Former Ukrainian comedian promises to end war in east and to tackle corruption during presidency
|National Post 20 May 2019 at 18:25|
Ukraine’s new president dismissed parliament and called a snap election just moments after being sworn into office yesterday (Monday).
Volodymyr Zelensky, whose Servant of the People party has no representation in the current parliament, also used his inaugural address to promise an end to the war in the east of the country and asked MPs to fire several key officials including the defence minister.
“All my life I tried to do all I could so that Ukrainians laughed,” Mr Zelensky, a television comedian, told MPs during a ceremony in the parliament in Kiev. “Now I will do all I can so that Ukrainians at least do not cry any more.”
Mr Zelensky, 41, won the presidency last month with a landslide run-off victory against Petro Poroshenko, the incumbent, who had been in power since 2014.
He had no prior political experience, and he was mostly known for his role in Servant of the People, a television comedy in which he played a schoolteacher who accidentally becomes president of Ukraine after ranting against corruption. He named his party after the TV show.
All my life I tried to do all I could so that Ukrainians laughed. Now I will do all I can so that Ukrainians at least do not cry any more
Critics say he has given few specific details about his plans for the presidency and have questioned his links to Ihor Kolomoisky, a billionaire oligarch who had fallen out with the previous government. Yesterday he dispensed with the traditional motorcade and arrived at the parliament building on foot, stopping to pose for selfies and high-fiving his cheering supporters who gathered outside.

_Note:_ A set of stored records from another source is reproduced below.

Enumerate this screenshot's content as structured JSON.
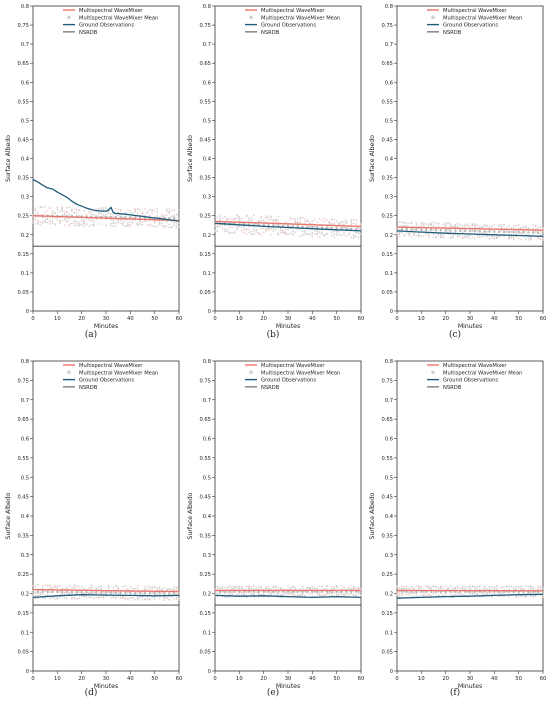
{
  "figure": {
    "panel_labels": [
      "(a)",
      "(b)",
      "(c)",
      "(d)",
      "(e)",
      "(f)"
    ]
  },
  "colors": {
    "wavemixer": "#e8756b",
    "mean": "#c9c9c9",
    "ground": "#1f5c7a",
    "nsrdb": "#333333"
  },
  "chart_data": [
    {
      "type": "line",
      "label": "(a)",
      "xlabel": "Minutes",
      "ylabel": "Surface Albedo",
      "xlim": [
        0,
        60
      ],
      "ylim": [
        0,
        0.8
      ],
      "xticks": [
        0,
        10,
        20,
        30,
        40,
        50,
        60
      ],
      "yticks": [
        0.0,
        0.05,
        0.1,
        0.15,
        0.2,
        0.25,
        0.3,
        0.35,
        0.4,
        0.45,
        0.5,
        0.55,
        0.6,
        0.65,
        0.7,
        0.75,
        0.8
      ],
      "legend": [
        "Multispectral WaveMixer",
        "Multispectral WaveMixer Mean",
        "Ground Observations",
        "NSRDB"
      ],
      "legend_position": "top-center",
      "grid": false,
      "band": {
        "center": [
          0.25,
          0.243
        ],
        "spread": 0.025
      },
      "series": [
        {
          "name": "Multispectral WaveMixer",
          "x": [
            0,
            60
          ],
          "y": [
            0.25,
            0.237
          ]
        },
        {
          "name": "Ground Observations",
          "x": [
            0,
            2,
            4,
            6,
            8,
            10,
            12,
            14,
            16,
            18,
            20,
            22,
            24,
            26,
            28,
            30,
            31,
            32,
            33,
            34,
            36,
            38,
            40,
            45,
            50,
            55,
            60
          ],
          "y": [
            0.345,
            0.338,
            0.33,
            0.323,
            0.32,
            0.312,
            0.305,
            0.298,
            0.288,
            0.28,
            0.275,
            0.27,
            0.266,
            0.263,
            0.262,
            0.262,
            0.264,
            0.272,
            0.258,
            0.256,
            0.255,
            0.254,
            0.252,
            0.248,
            0.244,
            0.24,
            0.236
          ]
        },
        {
          "name": "NSRDB",
          "x": [
            0,
            60
          ],
          "y": [
            0.17,
            0.17
          ]
        }
      ]
    },
    {
      "type": "line",
      "label": "(b)",
      "xlabel": "Minutes",
      "ylabel": "Surface Albedo",
      "xlim": [
        0,
        60
      ],
      "ylim": [
        0,
        0.8
      ],
      "xticks": [
        0,
        10,
        20,
        30,
        40,
        50,
        60
      ],
      "yticks": [
        0.0,
        0.05,
        0.1,
        0.15,
        0.2,
        0.25,
        0.3,
        0.35,
        0.4,
        0.45,
        0.5,
        0.55,
        0.6,
        0.65,
        0.7,
        0.75,
        0.8
      ],
      "legend": [
        "Multispectral WaveMixer",
        "Multispectral WaveMixer Mean",
        "Ground Observations",
        "NSRDB"
      ],
      "legend_position": "top-center",
      "grid": false,
      "band": {
        "center": [
          0.23,
          0.215
        ],
        "spread": 0.025
      },
      "series": [
        {
          "name": "Multispectral WaveMixer",
          "x": [
            0,
            60
          ],
          "y": [
            0.235,
            0.222
          ]
        },
        {
          "name": "Ground Observations",
          "x": [
            0,
            10,
            20,
            30,
            40,
            50,
            60
          ],
          "y": [
            0.23,
            0.226,
            0.222,
            0.219,
            0.216,
            0.213,
            0.21
          ]
        },
        {
          "name": "NSRDB",
          "x": [
            0,
            60
          ],
          "y": [
            0.17,
            0.17
          ]
        }
      ]
    },
    {
      "type": "line",
      "label": "(c)",
      "xlabel": "Minutes",
      "ylabel": "Surface Albedo",
      "xlim": [
        0,
        60
      ],
      "ylim": [
        0,
        0.8
      ],
      "xticks": [
        0,
        10,
        20,
        30,
        40,
        50,
        60
      ],
      "yticks": [
        0.0,
        0.05,
        0.1,
        0.15,
        0.2,
        0.25,
        0.3,
        0.35,
        0.4,
        0.45,
        0.5,
        0.55,
        0.6,
        0.65,
        0.7,
        0.75,
        0.8
      ],
      "legend": [
        "Multispectral WaveMixer",
        "Multispectral WaveMixer Mean",
        "Ground Observations",
        "NSRDB"
      ],
      "legend_position": "top-center",
      "grid": false,
      "band": {
        "center": [
          0.215,
          0.205
        ],
        "spread": 0.02
      },
      "series": [
        {
          "name": "Multispectral WaveMixer",
          "x": [
            0,
            60
          ],
          "y": [
            0.22,
            0.212
          ]
        },
        {
          "name": "Ground Observations",
          "x": [
            0,
            10,
            20,
            30,
            40,
            50,
            60
          ],
          "y": [
            0.21,
            0.207,
            0.204,
            0.202,
            0.2,
            0.198,
            0.196
          ]
        },
        {
          "name": "NSRDB",
          "x": [
            0,
            60
          ],
          "y": [
            0.17,
            0.17
          ]
        }
      ]
    },
    {
      "type": "line",
      "label": "(d)",
      "xlabel": "Minutes",
      "ylabel": "Surface Albedo",
      "xlim": [
        0,
        60
      ],
      "ylim": [
        0,
        0.8
      ],
      "xticks": [
        0,
        10,
        20,
        30,
        40,
        50,
        60
      ],
      "yticks": [
        0.0,
        0.05,
        0.1,
        0.15,
        0.2,
        0.25,
        0.3,
        0.35,
        0.4,
        0.45,
        0.5,
        0.55,
        0.6,
        0.65,
        0.7,
        0.75,
        0.8
      ],
      "legend": [
        "Multispectral WaveMixer",
        "Multispectral WaveMixer Mean",
        "Ground Observations",
        "NSRDB"
      ],
      "legend_position": "top-center",
      "grid": false,
      "band": {
        "center": [
          0.205,
          0.2
        ],
        "spread": 0.018
      },
      "series": [
        {
          "name": "Multispectral WaveMixer",
          "x": [
            0,
            60
          ],
          "y": [
            0.21,
            0.205
          ]
        },
        {
          "name": "Ground Observations",
          "x": [
            0,
            10,
            20,
            30,
            40,
            50,
            60
          ],
          "y": [
            0.19,
            0.194,
            0.197,
            0.196,
            0.195,
            0.194,
            0.195
          ]
        },
        {
          "name": "NSRDB",
          "x": [
            0,
            60
          ],
          "y": [
            0.17,
            0.17
          ]
        }
      ]
    },
    {
      "type": "line",
      "label": "(e)",
      "xlabel": "Minutes",
      "ylabel": "Surface Albedo",
      "xlim": [
        0,
        60
      ],
      "ylim": [
        0,
        0.8
      ],
      "xticks": [
        0,
        10,
        20,
        30,
        40,
        50,
        60
      ],
      "yticks": [
        0.0,
        0.05,
        0.1,
        0.15,
        0.2,
        0.25,
        0.3,
        0.35,
        0.4,
        0.45,
        0.5,
        0.55,
        0.6,
        0.65,
        0.7,
        0.75,
        0.8
      ],
      "legend": [
        "Multispectral WaveMixer",
        "Multispectral WaveMixer Mean",
        "Ground Observations",
        "NSRDB"
      ],
      "legend_position": "top-center",
      "grid": false,
      "band": {
        "center": [
          0.205,
          0.205
        ],
        "spread": 0.015
      },
      "series": [
        {
          "name": "Multispectral WaveMixer",
          "x": [
            0,
            60
          ],
          "y": [
            0.208,
            0.208
          ]
        },
        {
          "name": "Ground Observations",
          "x": [
            0,
            10,
            20,
            30,
            40,
            50,
            60
          ],
          "y": [
            0.195,
            0.193,
            0.194,
            0.192,
            0.19,
            0.192,
            0.19
          ]
        },
        {
          "name": "NSRDB",
          "x": [
            0,
            60
          ],
          "y": [
            0.17,
            0.17
          ]
        }
      ]
    },
    {
      "type": "line",
      "label": "(f)",
      "xlabel": "Minutes",
      "ylabel": "Surface Albedo",
      "xlim": [
        0,
        60
      ],
      "ylim": [
        0,
        0.8
      ],
      "xticks": [
        0,
        10,
        20,
        30,
        40,
        50,
        60
      ],
      "yticks": [
        0.0,
        0.05,
        0.1,
        0.15,
        0.2,
        0.25,
        0.3,
        0.35,
        0.4,
        0.45,
        0.5,
        0.55,
        0.6,
        0.65,
        0.7,
        0.75,
        0.8
      ],
      "legend": [
        "Multispectral WaveMixer",
        "Multispectral WaveMixer Mean",
        "Ground Observations",
        "NSRDB"
      ],
      "legend_position": "top-center",
      "grid": false,
      "band": {
        "center": [
          0.205,
          0.205
        ],
        "spread": 0.015
      },
      "series": [
        {
          "name": "Multispectral WaveMixer",
          "x": [
            0,
            60
          ],
          "y": [
            0.208,
            0.207
          ]
        },
        {
          "name": "Ground Observations",
          "x": [
            0,
            10,
            20,
            30,
            40,
            50,
            60
          ],
          "y": [
            0.188,
            0.19,
            0.192,
            0.193,
            0.195,
            0.197,
            0.198
          ]
        },
        {
          "name": "NSRDB",
          "x": [
            0,
            60
          ],
          "y": [
            0.17,
            0.17
          ]
        }
      ]
    }
  ]
}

Inside, he delivered a punchy and at times confrontational speech in which he said his priority would be ending the war, which has claimed at least 13,000 lives since Russia sent troops across the border to support a separatist uprising in 2014.
“I’m ready to do everything so that our heroes don’t die there,” he said. “I’m ready to lose my popularly and, if necessary, I’m ready to lose my post so that we have peace,” he said. He said he would begin by demanding that Russia release Ukrainian prisoners.
When one MP heckled him for switching from Ukrainian into Russian in an appeal to residents in the east, he snapped back: “Thank you for continuing to divide our people.”
He also spoke against a culture of corruption among government officials, saying politicians themselves had created “the opportunities to bribe, steal and pluck the resources”. He suggested that MPs should lift their own right to immunity from prosecution and demanded the dismissal of the defence minister, the head of the security service, and the prosecutor general.
The next elections for the Verkhovna Rada, Ukraine’s single-house parliament, were scheduled to take place in October. Mr Zelensky said they would be brought forward to July.
The move appears designed to help his party win a majority of seats before the surge of popularity on which he rode to office dissipates.
In a symbolic move Volodymyr Groysman, the current prime minister, said he would resign on Wednesday, inviting Mr Zelenskiy to take full responsibility for the country. If parliament accepts his resignation, he will remain as a caretaker prime minister until the snap election.
Russian media reported that no officials from Moscow were invited to the ceremony.
The Kremlin said Vladimir Putin would not congratulate Mr Zelensky on his electoral victory until there was progress in ending the war.